Magnetostrictive hysteresis of TbCo/CoFe multilayers and magnetic domains

TL;DR

This study investigates the magnetostrictive hysteresis and magnetic domain behavior in TbCo/CoFe multilayers under transverse magnetic fields, revealing domain dynamics and hysteresis shape sensitivity to misalignment, with implications for MEMS applications.

Contribution

It demonstrates that classical homogeneous magnetization rotation models, combined with domain configurations, can accurately describe hysteresis in exchange-coupled multilayers.

Findings

Small misalignments drastically alter hysteresis loops.

Two types of magnetic domains are identified during magnetization.
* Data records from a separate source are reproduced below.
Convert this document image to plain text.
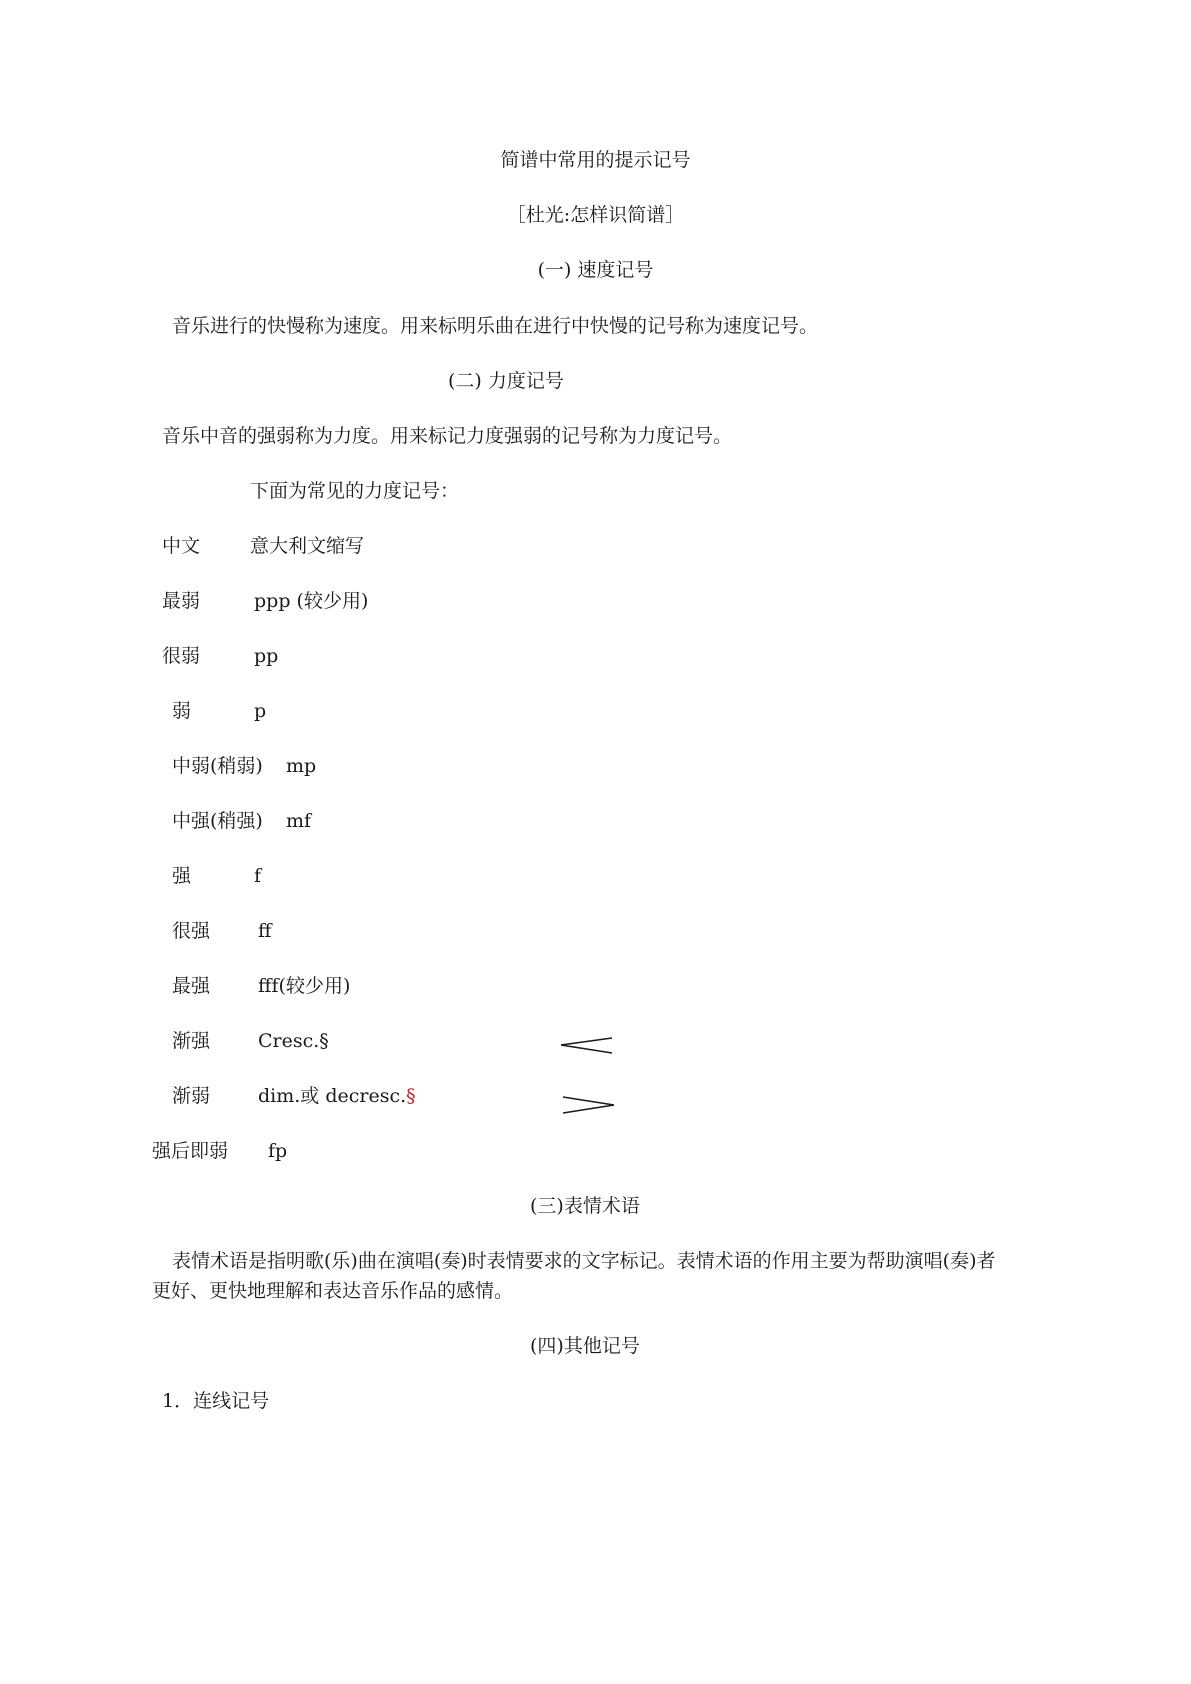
简谱中常用的提示记号
［杜光:怎样识简谱］
(一) 速度记号
音乐进行的快慢称为速度。用来标明乐曲在进行中快慢的记号称为速度记号。
(二) 力度记号
音乐中音的强弱称为力度。用来标记力度强弱的记号称为力度记号。
下面为常见的力度记号：
中文	意大利文缩写
最弱	ppp (较少用)
很弱	pp
弱	p
中弱(稍弱) mp
中强(稍强) mf
强	f
很强	ff
最强	fff(较少用)
渐强	Cresc.§
渐弱	dim.或 decresc.§
强后即弱 fp
(三)表情术语
表情术语是指明歌(乐)曲在演唱(奏)时表情要求的文字标记。表情术语的作用主要为帮助演唱(奏)者
更好、更快地理解和表达音乐作品的感情。
(四)其他记号
1．连线记号
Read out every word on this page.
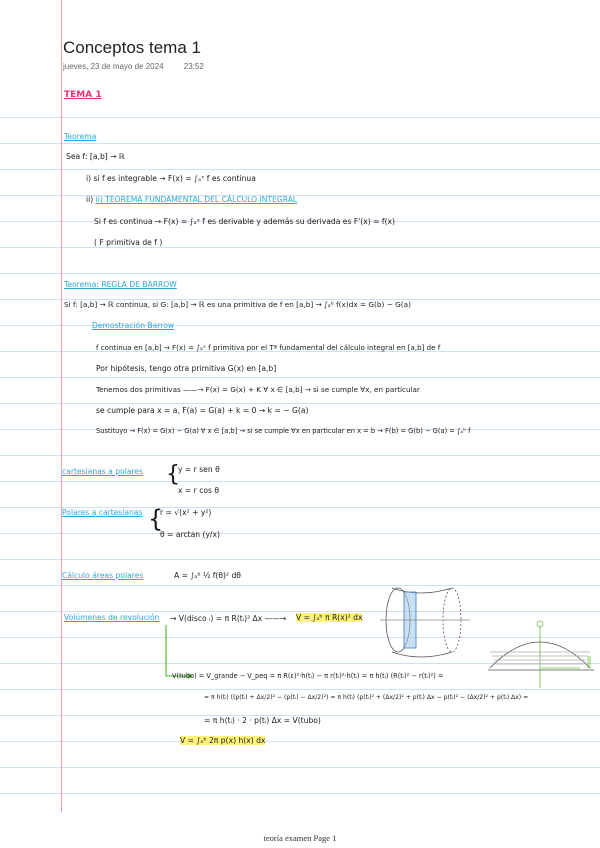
Conceptos tema 1
jueves, 23 de mayo de 2024	23:52
TEMA 1
Teorema
Sea f: [a,b] → ℝ
i) si f es integrable → F(x) = ∫ₐˣ f es continua
ii) ii) TEOREMA FUNDAMENTAL DEL CÁLCULO INTEGRAL
Si f es continua → F(x) = ∫ₐˣ f es derivable y además su derivada es F'(x) = f(x)
( F primitiva de f )
Teorema: REGLA DE BARROW
Si f: [a,b] → ℝ continua, si G: [a,b] → ℝ es una primitiva de f en [a,b] → ∫ₐᵇ f(x)dx = G(b) − G(a)
Demostración Barrow
f continua en [a,b] → F(x) = ∫ₐˣ f primitiva por el Tª fundamental del cálculo integral en [a,b] de f
Por hipótesis, tengo otra primitiva G(x) en [a,b]
Tenemos dos primitivas ——→ F(x) = G(x) + K ∀ x ∈ [a,b] → si se cumple ∀x, en particular
se cumple para x = a, F(a) = G(a) + k = 0 → k = − G(a)
Sustituyo → F(x) = G(x) − G(a) ∀ x ∈ [a,b] → si se cumple ∀x en particular en x = b → F(b) = G(b) − G(a) = ∫ₐᵇ f
cartesianas a polares {
y = r sen θ
x = r cos θ
Polares a cartesianas {
r = √(x² + y²)
θ = arctan (y/x)
Cálculo áreas polares	A = ∫ₐᵇ ½ f(θ)² dθ
Volúmenes de revolución → V(disco ᵢ) = π R(tᵢ)² Δx ——→ V = ∫ₐᵇ π R(x)² dx
V(tubo) = V_grande − V_peq = π R(ε)²·h(tᵢ) − π r(tᵢ)²·h(tᵢ) = π h(tᵢ) (R(tᵢ)² − r(tᵢ)²) =
= π h(tᵢ) ((p(tᵢ) + Δx/2)² − (p(tᵢ) − Δx/2)²) = π h(tᵢ) (p(tᵢ)² + (Δx/2)² + p(tᵢ) Δx − p(tᵢ)² − (Δx/2)² + p(tᵢ) Δx) =
= π h(tᵢ) · 2 · p(tᵢ) Δx = V(tubo)
V = ∫ₐᵇ 2π p(x) h(x) dx
teoría examen Page 1
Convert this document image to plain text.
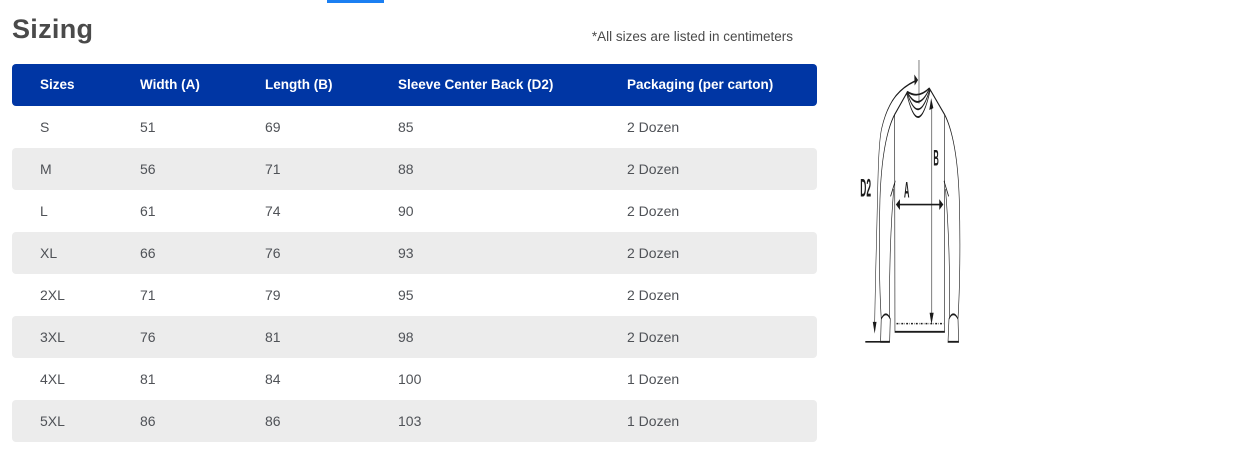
Sizing	*All sizes are listed in centimeters
Sizes	Width (A)	Length (B)	Sleeve Center Back (D2)	Packaging (per carton)
S	51	69	85	2 Dozen
M	56	71	88	2 Dozen
L	61	74	90	2 Dozen
XL	66	76	93	2 Dozen
2XL	71	79	95	2 Dozen
3XL	76	81	98	2 Dozen
4XL	81	84	100	1 Dozen
5XL	86	86	103	1 Dozen
D2 A
B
Hysteresis features are explained by classical models and domain structures.

Abstract

Magnetic and magnetostrictive hysteresis loops of TbCo/CoFe multilayers under field applied along the hard magnetization axis are studied using vectorial magnetization measurements, optical deflectometry and magneto optical Kerr microscopy. Even a very small angle misalignment between hard axis and magnetic field direction is shown to drastically change the shape of magnetization and magnetostrictive torsion hysteresis loops. Two kinds of magnetic domains are revealed during the magnetization: big regions with opposite rotation of spontaneous magnetization vector and spontaneous magnetic domains which appear in a narrow field interval and provide an inversion of this rotation. We show that the details of the hysteresis loops of our exchange-coupled films can be described using the classical model of homogeneous magnetization rotation of single uniaxial films and the configuration of observed domains. The understanding of these features is crucial for applications (for MEMS or microactuators) which benefit from the greatly enhanced sensitivity near the point of magnetic saturation at the transverse applied field.